Noffke says she has spent two decades studying microbial mats -- primitive microbes on Earth that live in sheet-like layers, which can be billions of years old and can leave telltale signatures in the rock. After analyzing the Martian formation, she compared the patterns she saw to those she has studied in the microbial mat fossil remnants on Earth.

A number of features jumped out: There were triangular protrusions along plateau edges that, on our home planet, often mark areas where microbial mats once hung over the edge like little drapes and eventually turned to stone. There were also spots that looked rather like a flattened tube; on Earth, these were caused by what Noffke called “roll-ups,” where the currents in moving water flipped the edge of a microbial mat over, as if it were a rug’s edge.
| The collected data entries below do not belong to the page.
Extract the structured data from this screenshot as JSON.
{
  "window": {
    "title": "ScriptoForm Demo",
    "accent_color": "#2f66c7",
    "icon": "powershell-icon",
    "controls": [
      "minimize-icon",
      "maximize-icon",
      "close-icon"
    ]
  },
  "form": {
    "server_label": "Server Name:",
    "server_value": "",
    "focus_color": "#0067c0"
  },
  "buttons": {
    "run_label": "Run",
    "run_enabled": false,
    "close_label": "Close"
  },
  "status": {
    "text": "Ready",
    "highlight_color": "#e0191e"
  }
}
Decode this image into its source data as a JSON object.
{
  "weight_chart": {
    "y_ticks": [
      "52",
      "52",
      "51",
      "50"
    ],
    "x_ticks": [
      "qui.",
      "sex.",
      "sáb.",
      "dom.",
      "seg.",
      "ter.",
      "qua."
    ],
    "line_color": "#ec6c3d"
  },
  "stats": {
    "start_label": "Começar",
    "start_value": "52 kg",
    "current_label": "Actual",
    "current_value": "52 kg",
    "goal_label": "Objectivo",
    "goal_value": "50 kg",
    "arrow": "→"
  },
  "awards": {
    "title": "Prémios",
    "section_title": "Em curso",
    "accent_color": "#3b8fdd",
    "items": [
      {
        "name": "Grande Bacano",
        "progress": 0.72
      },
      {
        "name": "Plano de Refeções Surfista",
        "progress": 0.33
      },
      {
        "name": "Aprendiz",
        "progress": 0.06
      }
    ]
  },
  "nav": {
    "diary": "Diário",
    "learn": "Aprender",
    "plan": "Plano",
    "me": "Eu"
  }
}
The geobiologist mainly analyzed five images over several weeks, examining and sketching “every square inch of the rock surface,” she said. Not only did she see erosional pockets and remnants as well as desiccation cracks that resembled the fossil signature of microbial mats on Earth, she also found that these various features seemed to occur together, not in isolation.

But would the scientist really bet that the Martian structures were left by long-gone microbes?

“I would not put down too much money,” Noffke said. As she pointed out in her paper, this is just a hypothesis – and there are many non-biological processes that could also potentially explain the structures she examined in Curiosity’s images.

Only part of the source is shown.